Chapter Ten.

The Girl in Blue.

The man who abandons all hope is constantly haunted by fears. This is as strange as it is unjust, like much else in our everyday life. Even though there had returned to me all the joys of existence, yet I was still haunted by an ever-present dread—a terror lest some terrible mandate should suddenly be launched upon me by the unknown director of my actions.

My situation was, to say the least, a most extraordinary one. Valiantly I strove to rid myself of the obsession which constantly crept upon me whenever my attention was not actually distracted by the new existence that had so mysteriously been opened up to me. For a little while I would let my mind dwell upon the terrifying thought that I was entirely helpless in the hands of one who was, without doubt, unscrupulous. I had pledged my honour to keep secret that appalling midnight crime, and to act always as directed. Edna herself, the woman whose voice sounded so tender, whose hands were so small and soft to the touch, had forced me to this. To her alone was due this state of constant anxiety as to what might next be demanded of me. The thought would creep upon me, now pausing, now advancing, until at length it wrapped me round and round, and stifled out my breath, like a death-mask of cold clay. Then my heart would sink, my sight seemed to die, even sound would die until there seemed an awful void—the void of death for ever and for ever dumb, a dreadful, conquering silence.

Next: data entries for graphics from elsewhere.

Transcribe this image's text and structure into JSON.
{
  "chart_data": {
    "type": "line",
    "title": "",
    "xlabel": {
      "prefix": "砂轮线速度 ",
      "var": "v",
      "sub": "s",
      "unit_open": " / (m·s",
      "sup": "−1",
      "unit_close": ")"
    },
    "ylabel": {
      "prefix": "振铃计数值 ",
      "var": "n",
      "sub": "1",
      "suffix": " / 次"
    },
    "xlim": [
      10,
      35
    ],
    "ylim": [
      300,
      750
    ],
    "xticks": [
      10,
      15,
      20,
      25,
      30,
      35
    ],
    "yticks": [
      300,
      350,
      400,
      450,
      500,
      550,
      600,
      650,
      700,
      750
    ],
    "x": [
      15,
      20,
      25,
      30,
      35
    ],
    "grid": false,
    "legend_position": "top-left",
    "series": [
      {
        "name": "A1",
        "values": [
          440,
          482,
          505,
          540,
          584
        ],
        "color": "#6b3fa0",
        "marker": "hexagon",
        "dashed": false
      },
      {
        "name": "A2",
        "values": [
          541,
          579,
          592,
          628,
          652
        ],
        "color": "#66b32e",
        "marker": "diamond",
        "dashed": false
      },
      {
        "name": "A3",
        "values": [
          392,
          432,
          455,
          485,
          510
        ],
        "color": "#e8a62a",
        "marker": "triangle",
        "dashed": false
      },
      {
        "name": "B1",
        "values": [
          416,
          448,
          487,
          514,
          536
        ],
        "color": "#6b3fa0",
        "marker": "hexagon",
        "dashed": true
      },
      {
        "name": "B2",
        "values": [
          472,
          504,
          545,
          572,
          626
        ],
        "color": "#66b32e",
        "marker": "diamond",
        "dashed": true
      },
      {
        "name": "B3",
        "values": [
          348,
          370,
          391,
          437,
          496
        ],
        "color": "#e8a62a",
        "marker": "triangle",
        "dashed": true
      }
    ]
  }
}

A thousand times I regretted that I had in that moment of my utter helplessness given my promise to conceal the mysterious crime. Yet, when I recollected with what extraordinary ingenuity I had been deceived by the man whom I had believed to be a police-constable, the deep cunning which had been displayed in obtaining from my lips a statement of all the facts I knew, and the subsequent actions of the cool-headed Edna, my mind became confused. I could see no solution of the extraordinary problem, save that I believed her to be deeply implicated in some plot which had culminated in the murder of the young man, and that she herself had some strong personal motive in concealing the terrible truth.

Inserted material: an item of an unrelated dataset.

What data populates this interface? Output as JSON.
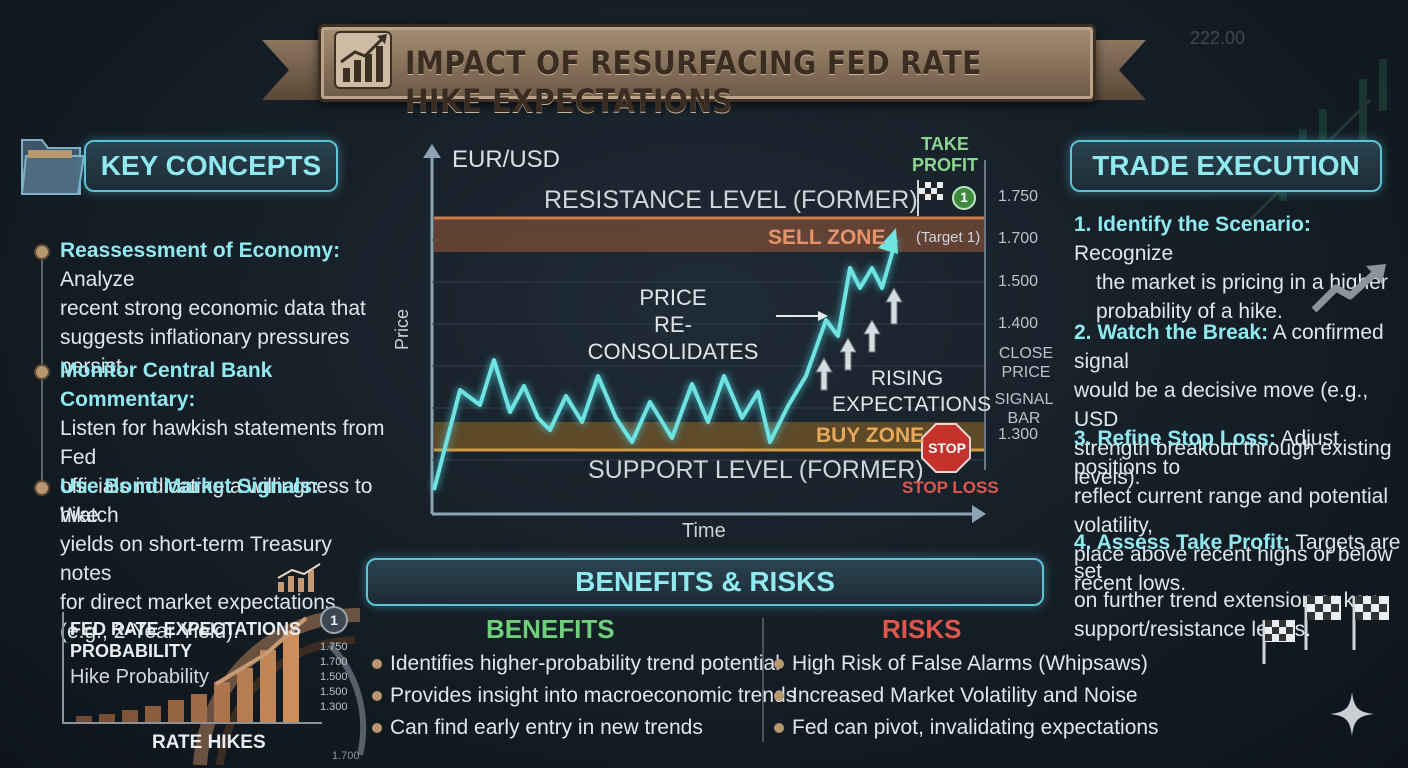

With the return of my vision my sense of hearing had, curiously enough, become both weakened and distorted. Sounds I had heard when blind presented quite a different impression now that I could see. The blind hear where those with eyesight can detect nothing. The ears of the former train themselves to act as eyes also, yet the moment the vision is recovered the sharpened sense of hearing again assumes its normal capacity. Hence I found that I could not distinguish voices and sounds so quickly as before; indeed, the voices of those about me sounded some how different now I had recovered my sight.

My friends, into whose circle they declared I had returned like one from the grave, welcomed me everywhere, and I confess that, notwithstanding the oppression constantly upon me, I enjoyed myself to the top of my bent. I still remained in my dingy, smoke-grimed rooms in Essex Street, really more for Parker’s sake than for my own, and also, of course, in order to be near Dick when he returned, but nearly every evening I was out somewhere or other, going here and there about town.

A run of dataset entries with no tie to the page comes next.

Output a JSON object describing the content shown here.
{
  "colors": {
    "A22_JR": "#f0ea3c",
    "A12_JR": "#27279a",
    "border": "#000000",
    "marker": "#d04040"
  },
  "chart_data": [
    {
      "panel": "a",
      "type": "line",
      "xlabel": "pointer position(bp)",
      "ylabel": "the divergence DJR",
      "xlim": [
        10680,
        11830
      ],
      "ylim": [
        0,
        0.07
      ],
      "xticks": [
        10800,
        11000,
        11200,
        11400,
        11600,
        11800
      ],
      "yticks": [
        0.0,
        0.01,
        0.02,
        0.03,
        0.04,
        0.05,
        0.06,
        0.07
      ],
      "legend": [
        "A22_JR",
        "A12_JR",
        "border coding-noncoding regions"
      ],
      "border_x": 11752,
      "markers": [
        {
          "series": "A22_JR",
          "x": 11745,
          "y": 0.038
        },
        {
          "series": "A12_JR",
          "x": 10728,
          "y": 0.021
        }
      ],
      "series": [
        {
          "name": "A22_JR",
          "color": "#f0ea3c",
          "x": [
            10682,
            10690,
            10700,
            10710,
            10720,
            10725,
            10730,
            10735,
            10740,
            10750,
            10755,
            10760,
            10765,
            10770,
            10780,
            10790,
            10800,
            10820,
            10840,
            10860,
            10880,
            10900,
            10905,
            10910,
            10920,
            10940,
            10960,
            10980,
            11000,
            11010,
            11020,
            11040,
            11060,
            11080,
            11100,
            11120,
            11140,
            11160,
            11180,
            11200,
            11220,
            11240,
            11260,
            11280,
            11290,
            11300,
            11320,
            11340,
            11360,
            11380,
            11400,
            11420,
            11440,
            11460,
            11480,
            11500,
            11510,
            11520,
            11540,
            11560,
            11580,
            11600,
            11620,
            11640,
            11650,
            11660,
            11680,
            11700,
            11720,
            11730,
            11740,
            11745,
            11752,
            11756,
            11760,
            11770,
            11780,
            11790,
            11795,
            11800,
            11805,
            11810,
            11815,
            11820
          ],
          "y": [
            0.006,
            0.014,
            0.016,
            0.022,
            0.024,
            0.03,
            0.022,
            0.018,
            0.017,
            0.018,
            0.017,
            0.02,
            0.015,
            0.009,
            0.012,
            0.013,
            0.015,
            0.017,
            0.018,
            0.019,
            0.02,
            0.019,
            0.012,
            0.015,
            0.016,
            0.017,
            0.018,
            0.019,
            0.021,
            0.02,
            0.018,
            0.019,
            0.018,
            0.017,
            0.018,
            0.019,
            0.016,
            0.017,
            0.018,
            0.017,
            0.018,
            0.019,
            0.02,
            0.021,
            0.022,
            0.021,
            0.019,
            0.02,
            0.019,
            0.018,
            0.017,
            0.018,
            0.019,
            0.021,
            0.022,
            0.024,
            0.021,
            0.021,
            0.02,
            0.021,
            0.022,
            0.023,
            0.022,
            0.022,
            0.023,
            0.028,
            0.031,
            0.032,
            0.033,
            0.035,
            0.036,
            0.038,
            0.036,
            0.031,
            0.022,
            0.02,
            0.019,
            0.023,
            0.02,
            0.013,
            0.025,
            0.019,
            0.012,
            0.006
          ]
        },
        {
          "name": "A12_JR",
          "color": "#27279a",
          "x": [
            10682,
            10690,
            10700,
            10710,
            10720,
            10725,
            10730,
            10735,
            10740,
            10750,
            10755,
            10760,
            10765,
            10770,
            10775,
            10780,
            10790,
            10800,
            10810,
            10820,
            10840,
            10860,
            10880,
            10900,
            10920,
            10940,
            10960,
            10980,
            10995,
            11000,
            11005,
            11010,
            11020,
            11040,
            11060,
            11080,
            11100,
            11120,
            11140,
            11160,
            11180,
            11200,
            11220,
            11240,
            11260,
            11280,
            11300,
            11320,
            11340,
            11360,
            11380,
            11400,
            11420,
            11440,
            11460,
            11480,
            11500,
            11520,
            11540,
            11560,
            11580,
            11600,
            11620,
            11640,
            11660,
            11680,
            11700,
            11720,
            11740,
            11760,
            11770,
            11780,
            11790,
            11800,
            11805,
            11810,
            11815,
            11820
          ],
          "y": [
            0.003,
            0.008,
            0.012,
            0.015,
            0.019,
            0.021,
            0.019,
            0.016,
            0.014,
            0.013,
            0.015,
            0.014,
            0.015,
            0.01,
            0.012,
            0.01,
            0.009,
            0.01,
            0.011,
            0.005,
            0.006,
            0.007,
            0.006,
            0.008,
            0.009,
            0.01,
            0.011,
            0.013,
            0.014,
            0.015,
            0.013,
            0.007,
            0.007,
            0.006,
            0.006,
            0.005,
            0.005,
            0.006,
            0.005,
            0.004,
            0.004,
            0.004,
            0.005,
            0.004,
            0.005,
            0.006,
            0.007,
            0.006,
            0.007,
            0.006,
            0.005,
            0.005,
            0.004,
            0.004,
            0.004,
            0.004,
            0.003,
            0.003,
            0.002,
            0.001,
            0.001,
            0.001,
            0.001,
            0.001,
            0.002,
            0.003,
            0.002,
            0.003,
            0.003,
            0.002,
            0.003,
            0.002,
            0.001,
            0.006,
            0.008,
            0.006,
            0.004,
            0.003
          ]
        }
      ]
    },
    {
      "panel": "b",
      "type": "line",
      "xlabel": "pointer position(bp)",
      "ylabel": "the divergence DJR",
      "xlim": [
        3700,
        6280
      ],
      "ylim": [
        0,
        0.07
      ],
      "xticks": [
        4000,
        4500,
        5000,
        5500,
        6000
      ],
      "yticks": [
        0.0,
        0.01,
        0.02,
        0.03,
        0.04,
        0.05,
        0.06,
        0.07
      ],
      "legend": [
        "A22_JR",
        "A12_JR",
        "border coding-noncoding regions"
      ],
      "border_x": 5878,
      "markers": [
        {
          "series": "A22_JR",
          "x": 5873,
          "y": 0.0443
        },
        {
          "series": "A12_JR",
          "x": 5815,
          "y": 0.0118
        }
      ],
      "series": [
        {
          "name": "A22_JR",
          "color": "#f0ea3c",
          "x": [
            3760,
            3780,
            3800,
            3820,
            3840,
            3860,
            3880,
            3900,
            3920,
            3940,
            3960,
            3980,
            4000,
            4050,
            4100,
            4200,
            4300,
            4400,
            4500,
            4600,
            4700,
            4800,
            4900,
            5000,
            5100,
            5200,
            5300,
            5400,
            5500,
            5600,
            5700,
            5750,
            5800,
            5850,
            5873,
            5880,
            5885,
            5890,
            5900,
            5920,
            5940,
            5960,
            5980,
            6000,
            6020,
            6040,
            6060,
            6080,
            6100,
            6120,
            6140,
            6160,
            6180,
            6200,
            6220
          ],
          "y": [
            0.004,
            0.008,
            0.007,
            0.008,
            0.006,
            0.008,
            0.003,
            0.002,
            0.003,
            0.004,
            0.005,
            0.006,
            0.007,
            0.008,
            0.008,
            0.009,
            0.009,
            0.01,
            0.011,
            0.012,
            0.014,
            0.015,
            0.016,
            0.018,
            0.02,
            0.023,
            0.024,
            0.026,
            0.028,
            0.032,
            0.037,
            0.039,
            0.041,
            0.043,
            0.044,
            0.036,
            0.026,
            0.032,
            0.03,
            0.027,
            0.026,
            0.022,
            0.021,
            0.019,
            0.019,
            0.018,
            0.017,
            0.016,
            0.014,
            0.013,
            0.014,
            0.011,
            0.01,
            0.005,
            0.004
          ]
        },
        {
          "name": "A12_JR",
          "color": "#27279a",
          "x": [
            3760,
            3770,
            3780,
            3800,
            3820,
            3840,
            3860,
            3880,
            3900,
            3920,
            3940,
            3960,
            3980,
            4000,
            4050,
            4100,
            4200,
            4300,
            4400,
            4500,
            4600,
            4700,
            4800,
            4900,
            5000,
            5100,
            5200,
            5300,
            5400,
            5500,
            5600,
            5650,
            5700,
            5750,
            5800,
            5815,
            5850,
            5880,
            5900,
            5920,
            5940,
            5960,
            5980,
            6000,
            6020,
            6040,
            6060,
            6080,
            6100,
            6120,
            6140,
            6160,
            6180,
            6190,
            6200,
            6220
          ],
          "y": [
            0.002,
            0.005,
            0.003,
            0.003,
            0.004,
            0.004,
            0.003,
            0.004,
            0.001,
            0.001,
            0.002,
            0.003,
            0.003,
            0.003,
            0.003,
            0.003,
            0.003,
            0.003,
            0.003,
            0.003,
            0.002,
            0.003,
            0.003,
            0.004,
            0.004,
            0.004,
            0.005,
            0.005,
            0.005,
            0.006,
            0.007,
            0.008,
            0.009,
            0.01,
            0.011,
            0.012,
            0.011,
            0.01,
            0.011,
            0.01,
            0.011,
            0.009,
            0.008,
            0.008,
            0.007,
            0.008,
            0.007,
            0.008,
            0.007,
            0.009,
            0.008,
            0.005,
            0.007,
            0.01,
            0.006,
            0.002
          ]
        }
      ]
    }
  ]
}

In the middle of October, when most men I knew were away on the moors, I had a dinner engagement one evening with the Channings, in Cornwall Gardens. Colonel Channing, a retired officer of the Guards, was a man I had known during greater part of my lifetime. His service had been mainly of a diplomatic character, for he had served as British military attaché at Berlin and Vienna, and now lived with his wife and daughter in London, and seemed to divide his time mainly between the St. James’s and the United Service Clubs. He was a merry old fellow, with white hair and moustache and a florid complexion, the dandified air of attaché still clinging to him.